Tal y como nos recordara el antropólogo británico Julian Pitt-Rivers, ser un extranjero es ser un extraño, de hecho, ambas palabras comparten, en inglés, castellano y catalán, la misma raíz etimológica latina: extraneus, exterior, ajeno. Y es precisamente este carácter extraño el que le otorga, por cuanto se trata de elementos –personas, grupos sociales- desconocidos, una potencial peligrosidad que puede ser conjurado sólo de dos maneras: o bien se le niega la entrada, se le persigue e induce a partir, o se le acepta, esto es, se le socializa, siempre –o, al menos temporalmente- bajo la condición de huésped. De este modo, la sociedad de acogida –incluso a regañadientes- se convierte en anfitriona y los recién llegados en invitados. Nada de esto es casual, sino que es debido a que la primera necesita evitar la condición de igualdad que una admisión completa y total de la segunda generaría. La igualdad devendría en rivalidad, de forma que es ineludible recordarles constantemente a estos grupos que no son de aquí. Estaríamos construyendo, de esta forma, una realidad urbana donde colectivos completos no se criminaliza o estigmatiza porque se aparezcan como diferentes, y potencialmente peligrosos, sino que, porque se presentan como diferentes, como invitados, se les criminaliza y estigmatiza. El objetivo de todo esto no lo dice solo la antropología, sino también la más fría gestión empresarial: desde esta perspectiva es más fácil explotar y subyugar a grupos sociales completos provenientes de entornos empobrecidos.
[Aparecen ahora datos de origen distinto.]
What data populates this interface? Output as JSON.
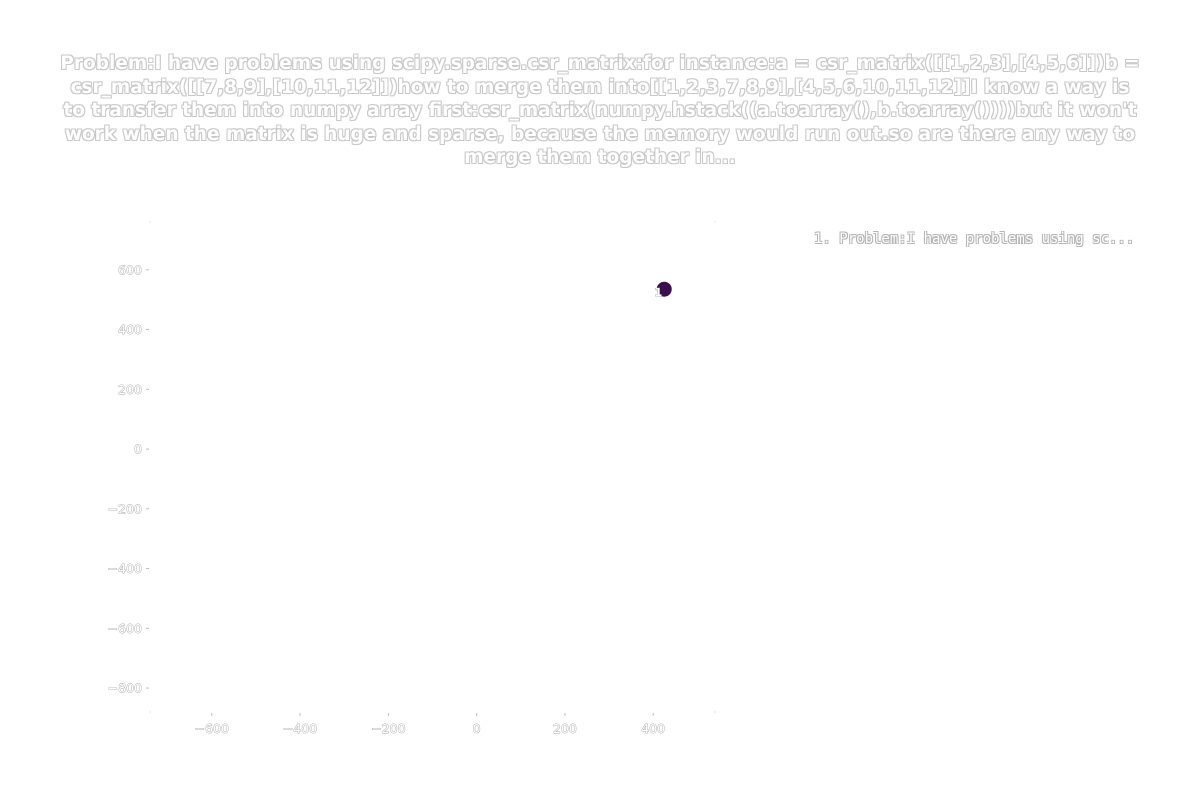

En el último barómetro municipal presentado el pasado miércoles, la inseguridad ciudadana se situaba como el problema principal para los barceloneses. Hasta un 17,1% lo señalaba como su preocupación más destacada -frente a un 12,2% que señalaba la vivienda, o un 5,2% el turismo-, y donde sería ineludible situar, tras los titulares del verano, el mencionado binomio inseguridad-manteros. Así, mientras consideremos a estos colectivos, no como vecinos y vecinas que comparten con nosotros las preocupaciones cotidianas de la vida social de la ciudad, sino como meros invitados, no seremos capaces de romper la dinámica que vincula su presencia física con la inseguridad y viceversa. Los manteros no son extranjeros.